SWIFT wants to improve security for its banking partners and said it will require baseline security controls, but...
a lack of details in the plan has left experts worried about the effectiveness of implementing the policy.
The SWIFT interbank messaging system has been under fire after high-profile fraud attacks attempted to steal $1 billion, but a string of announcements regarding security improvements has created more questions than answers. The latest plan to improve SWIFT security will mandate baseline security controls, with inspections and enforcement beginning Jan. 1, 2018.
However, SWIFT hasn't released the details of the required security controls. Preliminary details will be released in October and undergo a two-month vetting process, with the finalized policy being published by the end of March 2017. This would leave banking partners nine months to implement the SWIFT security-control requirements.
Avivah Litan, vice president and distinguished analyst at Gartner, said she didn't put much faith in these being hard deadlines.
"It's just a line in the sand. It gets the system going -- although, surely, the regulators won't all of a sudden, in January 2018, start inspecting for implementation of the standards that have yet to be publicly released," Litan told SearchSecurity. "Also, the repercussions for a member not self-attesting that it meets the standards are weak, at best. It's not clear anyone will stop doing business with a SWIFT member who has not self-attested -- and, in fact, it's highly doubtful."
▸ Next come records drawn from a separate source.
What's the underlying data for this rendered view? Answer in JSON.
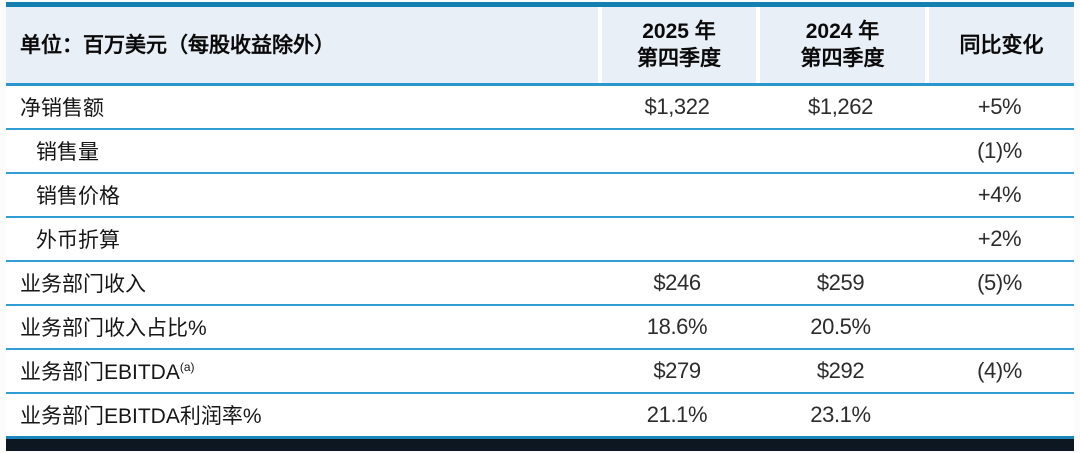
{
  "table": {
    "unit_header": "单位：百万美元（每股收益除外）",
    "columns": [
      {
        "line1": "2025 年",
        "line2": "第四季度"
      },
      {
        "line1": "2024 年",
        "line2": "第四季度"
      },
      {
        "line1": "同比变化",
        "line2": ""
      }
    ],
    "rows": [
      {
        "label": "净销售额",
        "sup": "",
        "indent": false,
        "q4_2025": "$1,322",
        "q4_2024": "$1,262",
        "yoy": "+5%"
      },
      {
        "label": "销售量",
        "sup": "",
        "indent": true,
        "q4_2025": "",
        "q4_2024": "",
        "yoy": "(1)%"
      },
      {
        "label": "销售价格",
        "sup": "",
        "indent": true,
        "q4_2025": "",
        "q4_2024": "",
        "yoy": "+4%"
      },
      {
        "label": "外币折算",
        "sup": "",
        "indent": true,
        "q4_2025": "",
        "q4_2024": "",
        "yoy": "+2%"
      },
      {
        "label": "业务部门收入",
        "sup": "",
        "indent": false,
        "q4_2025": "$246",
        "q4_2024": "$259",
        "yoy": "(5)%"
      },
      {
        "label": "业务部门收入占比%",
        "sup": "",
        "indent": false,
        "q4_2025": "18.6%",
        "q4_2024": "20.5%",
        "yoy": ""
      },
      {
        "label": "业务部门EBITDA",
        "sup": "(a)",
        "indent": false,
        "q4_2025": "$279",
        "q4_2024": "$292",
        "yoy": "(4)%"
      },
      {
        "label": "业务部门EBITDA利润率%",
        "sup": "",
        "indent": false,
        "q4_2025": "21.1%",
        "q4_2024": "23.1%",
        "yoy": ""
      }
    ]
  },
  "colors": {
    "accent_blue": "#2f9cd4",
    "top_border_blue": "#1480b2",
    "header_bg": "#e9eff7",
    "footer_bar": "#0c1722"
  }
}
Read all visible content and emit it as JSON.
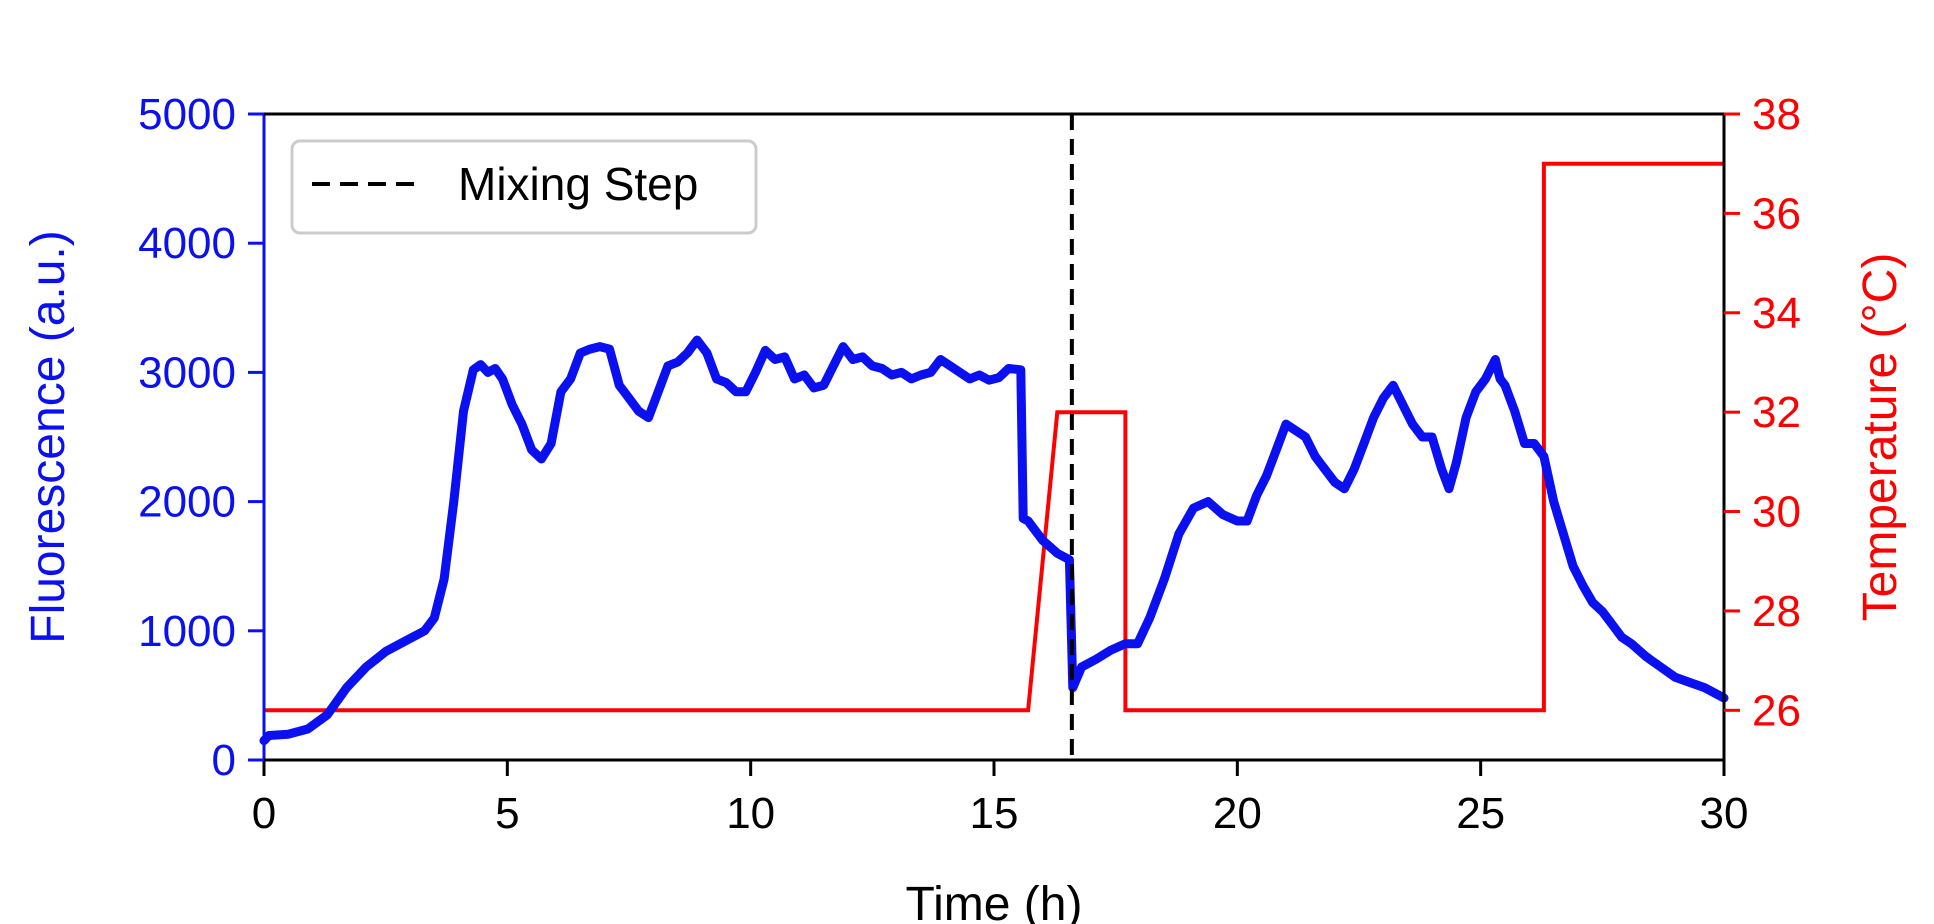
{
  "chart_data": {
    "type": "line",
    "title": "",
    "xlabel": "Time (h)",
    "ylabel_left": "Fluorescence (a.u.)",
    "ylabel_right": "Temperature (°C)",
    "xlim": [
      0,
      30
    ],
    "ylim_left": [
      0,
      5000
    ],
    "ylim_right": [
      25,
      38
    ],
    "x_ticks": [
      0,
      5,
      10,
      15,
      20,
      25,
      30
    ],
    "y_left_ticks": [
      0,
      1000,
      2000,
      3000,
      4000,
      5000
    ],
    "y_right_ticks": [
      26,
      28,
      30,
      32,
      34,
      36,
      38
    ],
    "grid": false,
    "legend": {
      "placement": "top-left",
      "entries": [
        "Mixing Step"
      ]
    },
    "mixing_step": {
      "label": "Mixing Step",
      "x": 16.6,
      "color": "#000000",
      "style": "dashed"
    },
    "series": [
      {
        "name": "Fluorescence",
        "axis": "left",
        "color": "#0a10f0",
        "x": [
          0,
          0.1,
          0.5,
          0.9,
          1.3,
          1.7,
          2.1,
          2.5,
          2.9,
          3.3,
          3.5,
          3.7,
          3.9,
          4.1,
          4.3,
          4.45,
          4.6,
          4.75,
          4.9,
          5.1,
          5.3,
          5.5,
          5.7,
          5.9,
          6.1,
          6.3,
          6.5,
          6.7,
          6.9,
          7.1,
          7.3,
          7.5,
          7.7,
          7.9,
          8.1,
          8.3,
          8.5,
          8.7,
          8.9,
          9.1,
          9.3,
          9.5,
          9.7,
          9.9,
          10.1,
          10.3,
          10.5,
          10.7,
          10.9,
          11.1,
          11.3,
          11.5,
          11.7,
          11.9,
          12.1,
          12.3,
          12.5,
          12.7,
          12.9,
          13.1,
          13.3,
          13.5,
          13.7,
          13.9,
          14.1,
          14.3,
          14.5,
          14.7,
          14.9,
          15.1,
          15.3,
          15.55,
          15.6,
          15.7,
          16.0,
          16.3,
          16.55,
          16.62,
          16.8,
          17.1,
          17.4,
          17.7,
          17.95,
          18.2,
          18.5,
          18.8,
          19.1,
          19.4,
          19.7,
          20.0,
          20.2,
          20.4,
          20.6,
          20.8,
          21.0,
          21.2,
          21.4,
          21.6,
          21.8,
          22.0,
          22.2,
          22.4,
          22.6,
          22.8,
          23.0,
          23.2,
          23.4,
          23.6,
          23.8,
          24.0,
          24.2,
          24.35,
          24.5,
          24.7,
          24.9,
          25.1,
          25.3,
          25.4,
          25.5,
          25.7,
          25.9,
          26.1,
          26.3,
          26.5,
          26.7,
          26.9,
          27.1,
          27.3,
          27.5,
          27.7,
          27.9,
          28.1,
          28.4,
          28.7,
          29.0,
          29.3,
          29.6,
          30.0
        ],
        "values": [
          150,
          190,
          200,
          240,
          350,
          560,
          720,
          840,
          920,
          1000,
          1100,
          1400,
          2000,
          2700,
          3020,
          3060,
          3000,
          3030,
          2950,
          2750,
          2600,
          2400,
          2330,
          2450,
          2850,
          2950,
          3150,
          3180,
          3200,
          3180,
          2900,
          2800,
          2700,
          2650,
          2850,
          3050,
          3080,
          3150,
          3250,
          3150,
          2950,
          2920,
          2850,
          2850,
          3000,
          3170,
          3100,
          3120,
          2950,
          2980,
          2880,
          2900,
          3050,
          3200,
          3100,
          3120,
          3050,
          3030,
          2980,
          3000,
          2950,
          2980,
          3000,
          3100,
          3050,
          3000,
          2950,
          2980,
          2940,
          2960,
          3030,
          3020,
          1870,
          1850,
          1700,
          1600,
          1550,
          560,
          720,
          780,
          850,
          900,
          900,
          1100,
          1400,
          1750,
          1950,
          2000,
          1900,
          1850,
          1850,
          2050,
          2200,
          2400,
          2600,
          2550,
          2500,
          2350,
          2250,
          2150,
          2100,
          2250,
          2450,
          2650,
          2800,
          2900,
          2750,
          2600,
          2500,
          2500,
          2250,
          2100,
          2300,
          2650,
          2850,
          2950,
          3100,
          2950,
          2900,
          2700,
          2450,
          2450,
          2350,
          2000,
          1750,
          1500,
          1350,
          1220,
          1150,
          1050,
          950,
          900,
          800,
          720,
          640,
          600,
          560,
          480
        ]
      },
      {
        "name": "Temperature",
        "axis": "right",
        "color": "#ff0000",
        "x": [
          0,
          15.7,
          16.3,
          17.7,
          17.7,
          26.3,
          26.3,
          30
        ],
        "values": [
          26,
          26,
          32,
          32,
          26,
          26,
          37,
          37
        ]
      }
    ]
  }
}
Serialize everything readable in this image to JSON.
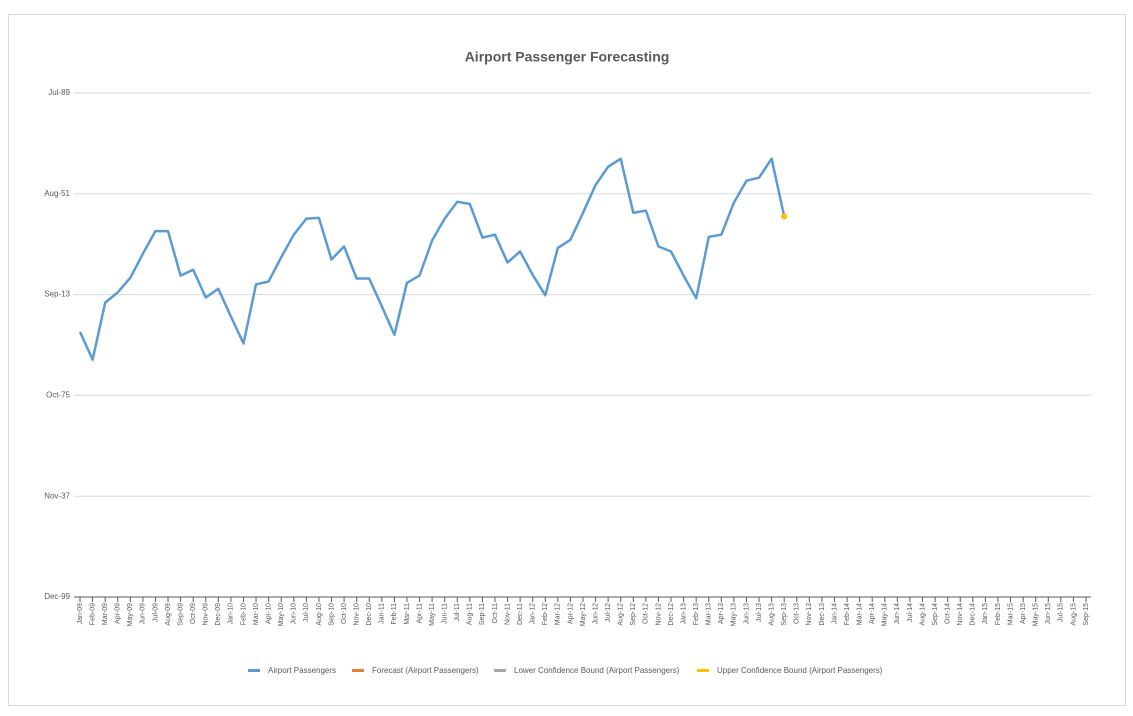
{
  "chart_data": {
    "type": "line",
    "title": "Airport Passenger Forecasting",
    "categories": [
      "Jan-09",
      "Feb-09",
      "Mar-09",
      "Apr-09",
      "May-09",
      "Jun-09",
      "Jul-09",
      "Aug-09",
      "Sep-09",
      "Oct-09",
      "Nov-09",
      "Dec-09",
      "Jan-10",
      "Feb-10",
      "Mar-10",
      "Apr-10",
      "May-10",
      "Jun-10",
      "Jul-10",
      "Aug-10",
      "Sep-10",
      "Oct-10",
      "Nov-10",
      "Dec-10",
      "Jan-11",
      "Feb-11",
      "Mar-11",
      "Apr-11",
      "May-11",
      "Jun-11",
      "Jul-11",
      "Aug-11",
      "Sep-11",
      "Oct-11",
      "Nov-11",
      "Dec-11",
      "Jan-12",
      "Feb-12",
      "Mar-12",
      "Apr-12",
      "May-12",
      "Jun-12",
      "Jul-12",
      "Aug-12",
      "Sep-12",
      "Oct-12",
      "Nov-12",
      "Dec-12",
      "Jan-13",
      "Feb-13",
      "Mar-13",
      "Apr-13",
      "May-13",
      "Jun-13",
      "Jul-13",
      "Aug-13",
      "Sep-13",
      "Oct-13",
      "Nov-13",
      "Dec-13",
      "Jan-14",
      "Feb-14",
      "Mar-14",
      "Apr-14",
      "May-14",
      "Jun-14",
      "Jul-14",
      "Aug-14",
      "Sep-14",
      "Oct-14",
      "Nov-14",
      "Dec-14",
      "Jan-15",
      "Feb-15",
      "Mar-15",
      "Apr-15",
      "May-15",
      "Jun-15",
      "Jul-15",
      "Aug-15",
      "Sep-15"
    ],
    "series": [
      {
        "name": "Airport Passengers",
        "color": "#5b9bd5",
        "values": [
          36300,
          32500,
          40300,
          41700,
          43700,
          47000,
          50100,
          50100,
          44000,
          44800,
          41000,
          42200,
          38400,
          34700,
          42800,
          43200,
          46500,
          49600,
          51800,
          51900,
          46200,
          48000,
          43600,
          43600,
          39800,
          35900,
          43000,
          44000,
          48800,
          51800,
          54100,
          53800,
          49200,
          49600,
          45800,
          47300,
          44100,
          41300,
          47800,
          48900,
          52600,
          56400,
          58900,
          60000,
          52600,
          52900,
          48000,
          47300,
          44000,
          40900,
          49300,
          49600,
          54000,
          57000,
          57400,
          60000,
          52100,
          null,
          null,
          null,
          null,
          null,
          null,
          null,
          null,
          null,
          null,
          null,
          null,
          null,
          null,
          null,
          null,
          null,
          null,
          null,
          null,
          null,
          null,
          null,
          null
        ]
      },
      {
        "name": "Forecast (Airport Passengers)",
        "color": "#ed7d31",
        "values": [
          null,
          null,
          null,
          null,
          null,
          null,
          null,
          null,
          null,
          null,
          null,
          null,
          null,
          null,
          null,
          null,
          null,
          null,
          null,
          null,
          null,
          null,
          null,
          null,
          null,
          null,
          null,
          null,
          null,
          null,
          null,
          null,
          null,
          null,
          null,
          null,
          null,
          null,
          null,
          null,
          null,
          null,
          null,
          null,
          null,
          null,
          null,
          null,
          null,
          null,
          null,
          null,
          null,
          null,
          null,
          null,
          52100,
          null,
          null,
          null,
          null,
          null,
          null,
          null,
          null,
          null,
          null,
          null,
          null,
          null,
          null,
          null,
          null,
          null,
          null,
          null,
          null,
          null,
          null,
          null,
          null
        ]
      },
      {
        "name": "Lower Confidence Bound (Airport Passengers)",
        "color": "#a5a5a5",
        "values": [
          null,
          null,
          null,
          null,
          null,
          null,
          null,
          null,
          null,
          null,
          null,
          null,
          null,
          null,
          null,
          null,
          null,
          null,
          null,
          null,
          null,
          null,
          null,
          null,
          null,
          null,
          null,
          null,
          null,
          null,
          null,
          null,
          null,
          null,
          null,
          null,
          null,
          null,
          null,
          null,
          null,
          null,
          null,
          null,
          null,
          null,
          null,
          null,
          null,
          null,
          null,
          null,
          null,
          null,
          null,
          null,
          52100,
          null,
          null,
          null,
          null,
          null,
          null,
          null,
          null,
          null,
          null,
          null,
          null,
          null,
          null,
          null,
          null,
          null,
          null,
          null,
          null,
          null,
          null,
          null,
          null
        ]
      },
      {
        "name": "Upper Confidence Bound (Airport Passengers)",
        "color": "#ffc000",
        "values": [
          null,
          null,
          null,
          null,
          null,
          null,
          null,
          null,
          null,
          null,
          null,
          null,
          null,
          null,
          null,
          null,
          null,
          null,
          null,
          null,
          null,
          null,
          null,
          null,
          null,
          null,
          null,
          null,
          null,
          null,
          null,
          null,
          null,
          null,
          null,
          null,
          null,
          null,
          null,
          null,
          null,
          null,
          null,
          null,
          null,
          null,
          null,
          null,
          null,
          null,
          null,
          null,
          null,
          null,
          null,
          null,
          52100,
          null,
          null,
          null,
          null,
          null,
          null,
          null,
          null,
          null,
          null,
          null,
          null,
          null,
          null,
          null,
          null,
          null,
          null,
          null,
          null,
          null,
          null,
          null,
          null
        ]
      }
    ],
    "ylim": [
      0,
      69000
    ],
    "yticks": [
      {
        "value": 0,
        "label": "Dec-99"
      },
      {
        "value": 13800,
        "label": "Nov-37"
      },
      {
        "value": 27600,
        "label": "Oct-75"
      },
      {
        "value": 41400,
        "label": "Sep-13"
      },
      {
        "value": 55200,
        "label": "Aug-51"
      },
      {
        "value": 69000,
        "label": "Jul-89"
      }
    ],
    "grid": true,
    "legend": "bottom"
  }
}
Dick Bussiere, APAC technical director for Tenable Network Security, based in Columbia, Md., was impressed with the transparency built into the plan.
"One interesting aspect is that, after Jan. 1, 2018, all member banks will be forced to make their compliance status available to their peers," Bussiere said. "What's good about this is that banks may choose who they do business with, and banks with weak compliance status may find that other banks do not want to do transactions with them. This creates incentive to comply, even if local regulators are weak."
SWIFT Chairman Yawar Shah admitted "this will be a long haul, and [it] will require industrywide effort and investment, as well as active engagement with regulators."
"The growing cyberthreat requires a concerted, communitywide response," Shah wrote in the announcement. "This is also why the SWIFT board unanimously approved the framework and remains fully engaged in overseeing and driving the further development of SWIFT's Customer Security Programme."
Enforcement of the new security-control mandate has also been questioned. SWIFT said customers "will be required to demonstrate their compliance annually against the specified controls set out in the assurance framework." But SWIFT distanced itself from the enforcement by saying, "the status of any noncompliant customers to their regulators."
Litan questioned the efficacy of this type of policy.
"I think it's the best SWIFT can do right now -- although, it is doubtful it will be very effective, especially in emerging markets where regulator enforcement of cybersecurity standards is weak, at best," Litan said. "[Neither] SWIFT, nor the banking system is staffed for this type of enforcement. SWIFT would need considerable funding to staff itself for these types of global cybersecurity audits and enforcement efforts."
Bussiere said leaving enforcement to regulators undermines the point of security-control standards.
"There is an incredible amount of variability in the quality of banking regulatory bodies from country to country. Some regulatory bodies may take strong measures against noncompliant banks, while others may do little to nothing," Bussiere told SearchSecurity. "SWIFT itself should enforce the security regimen and implement strict consequences for noncompliance. This would ensure consistency in both quality of implementation and enforcement."
Tom Kellermann, CEO of Strategic Cyber Ventures, based in Washington, D.C., said it was ridiculous for SWIFT to allow "the cybercriminal community to burrow in for another 15 months."
"I think that SWIFT needs to impose forward-leading cybersecurity mandates upon her ecosystem," Kellermann told SearchSecurity. "Failure to comply should result in penalties, if not banishments. As a lack of diligence, cybersecurity will result in systemic risk in the payment system."
Separately, SWIFT announced the completion of the first phase of its global payments innovation (GPI) initiative pilot to improve cross-border payments. SWIFT said the intent is to increase "the speed, transparency and end-to-end tracking of cross-border payments."
"The GPI initiative will deliver another major innovation with the provision of end-to-end payments tracking," SWIFT wrote. "The payments-tracking service will be hosted in the cloud, based on a global tracking database hosted by SWIFT."
Experts had varying degrees of praise for the improvements in end-to-end payment tracking. Litan was cautious.
"It's a start -- it generates security awareness amongst SWIFT member banks, and that's a good thing," Litan said. "Over time, assuming the hacks against SWIFT messaging continue -- and I assume they will -- SWIFT will have to figure out a more effective security-enforcement system."
Bussiere was more optimistic this change would help improve SWIFT security.
"The logging of transactions on both sides is a great step in improving security," Bussiere said. "In effect, it's a monitoring solution that will greatly increase the chances of detecting fraudulent transactions before they close. This was not possible with the Bangladesh attack."